Jason White wrote:
Tim Lyth <tcl@tcl.homedns.org> wrote:
Therefore, can anyone confirm for me if I upgrade to 2.6.39 or 3.0.0, will I still be able to use my Linux vservers (I really do NOT want to have to rebuild them all within another virtualisation environment)? Or has Xen become the defacto (and possibly only) virtualisation system that Debian's pre-packaged kernels will support?
There are also Linux containers (lxc), but as I remember, there are limits to what these will virtualize, i.e., they aren't a complete virtualization solution at the moment.
vserver and openvz are out-of-tree, and Ubuntu dropped support for them in 10.04 LTS (running 2.6.32).

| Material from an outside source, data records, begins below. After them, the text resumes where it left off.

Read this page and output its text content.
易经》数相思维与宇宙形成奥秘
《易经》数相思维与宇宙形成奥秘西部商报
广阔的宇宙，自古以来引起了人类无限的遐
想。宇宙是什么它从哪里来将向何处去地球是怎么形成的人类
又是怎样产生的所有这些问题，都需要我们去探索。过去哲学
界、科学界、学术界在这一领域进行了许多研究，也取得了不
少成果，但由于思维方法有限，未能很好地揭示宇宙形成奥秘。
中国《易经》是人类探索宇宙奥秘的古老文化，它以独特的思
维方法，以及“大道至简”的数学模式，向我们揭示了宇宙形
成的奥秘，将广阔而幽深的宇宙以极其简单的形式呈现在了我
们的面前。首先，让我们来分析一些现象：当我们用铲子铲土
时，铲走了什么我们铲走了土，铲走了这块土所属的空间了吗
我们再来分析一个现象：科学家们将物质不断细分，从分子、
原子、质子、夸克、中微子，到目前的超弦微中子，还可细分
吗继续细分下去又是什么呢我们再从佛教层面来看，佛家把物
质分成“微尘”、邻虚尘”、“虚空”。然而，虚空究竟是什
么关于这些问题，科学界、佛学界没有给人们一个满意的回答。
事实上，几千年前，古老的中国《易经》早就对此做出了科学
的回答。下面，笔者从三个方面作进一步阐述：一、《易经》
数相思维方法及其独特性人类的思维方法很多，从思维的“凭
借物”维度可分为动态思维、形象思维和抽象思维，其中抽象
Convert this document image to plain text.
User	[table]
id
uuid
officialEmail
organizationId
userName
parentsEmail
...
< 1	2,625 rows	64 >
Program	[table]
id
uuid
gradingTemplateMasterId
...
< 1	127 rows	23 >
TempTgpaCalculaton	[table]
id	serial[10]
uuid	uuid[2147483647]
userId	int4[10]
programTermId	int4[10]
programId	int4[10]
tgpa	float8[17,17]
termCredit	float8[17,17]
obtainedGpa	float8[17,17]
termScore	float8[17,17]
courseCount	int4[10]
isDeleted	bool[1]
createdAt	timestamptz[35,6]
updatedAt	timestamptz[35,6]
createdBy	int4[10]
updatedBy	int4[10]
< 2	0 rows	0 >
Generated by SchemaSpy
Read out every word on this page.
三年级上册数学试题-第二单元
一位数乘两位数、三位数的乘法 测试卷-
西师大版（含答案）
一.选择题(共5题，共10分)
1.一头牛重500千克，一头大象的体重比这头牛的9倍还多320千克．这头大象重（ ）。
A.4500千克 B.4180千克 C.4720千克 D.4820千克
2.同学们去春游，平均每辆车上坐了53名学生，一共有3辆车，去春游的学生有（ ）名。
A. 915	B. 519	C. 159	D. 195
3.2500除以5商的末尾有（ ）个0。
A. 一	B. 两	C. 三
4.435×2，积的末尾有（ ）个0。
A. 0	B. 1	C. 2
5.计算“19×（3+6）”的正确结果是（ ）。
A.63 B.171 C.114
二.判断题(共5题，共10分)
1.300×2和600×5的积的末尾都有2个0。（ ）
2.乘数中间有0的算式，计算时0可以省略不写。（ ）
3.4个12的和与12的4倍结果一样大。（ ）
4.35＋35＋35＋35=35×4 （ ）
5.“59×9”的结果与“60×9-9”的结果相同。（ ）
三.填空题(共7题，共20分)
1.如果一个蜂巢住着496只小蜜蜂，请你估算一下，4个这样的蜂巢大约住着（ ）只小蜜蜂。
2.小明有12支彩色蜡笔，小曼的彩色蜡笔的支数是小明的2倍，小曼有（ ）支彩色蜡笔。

For that reason, I migrated to LXC, which is blessed by Ubuntu *and* Red Hat *and* it's in the mainline kernel, so you get it out of the box. I wouldn't recommend LXC on 2.6.32; you have to jump through hoops to lock it down, and even now root can probably break out of my containers in a few ways. It's also immature around the edges -- for example "free" reports the system-wide resource limit and consumption, not the container's. Oh, and Ubuntu issued a "security" update for the kernel to fix a DOS in vsftpd, by turning off namespaces (i.e. broke LXC). So if you want LXC on 10.04 you can either run 2.6.32-32 and get no kernel security updates, a backported 2.6.38 that breaks all the time, or maintain your own kernel packages. Grr, Trent SMASH!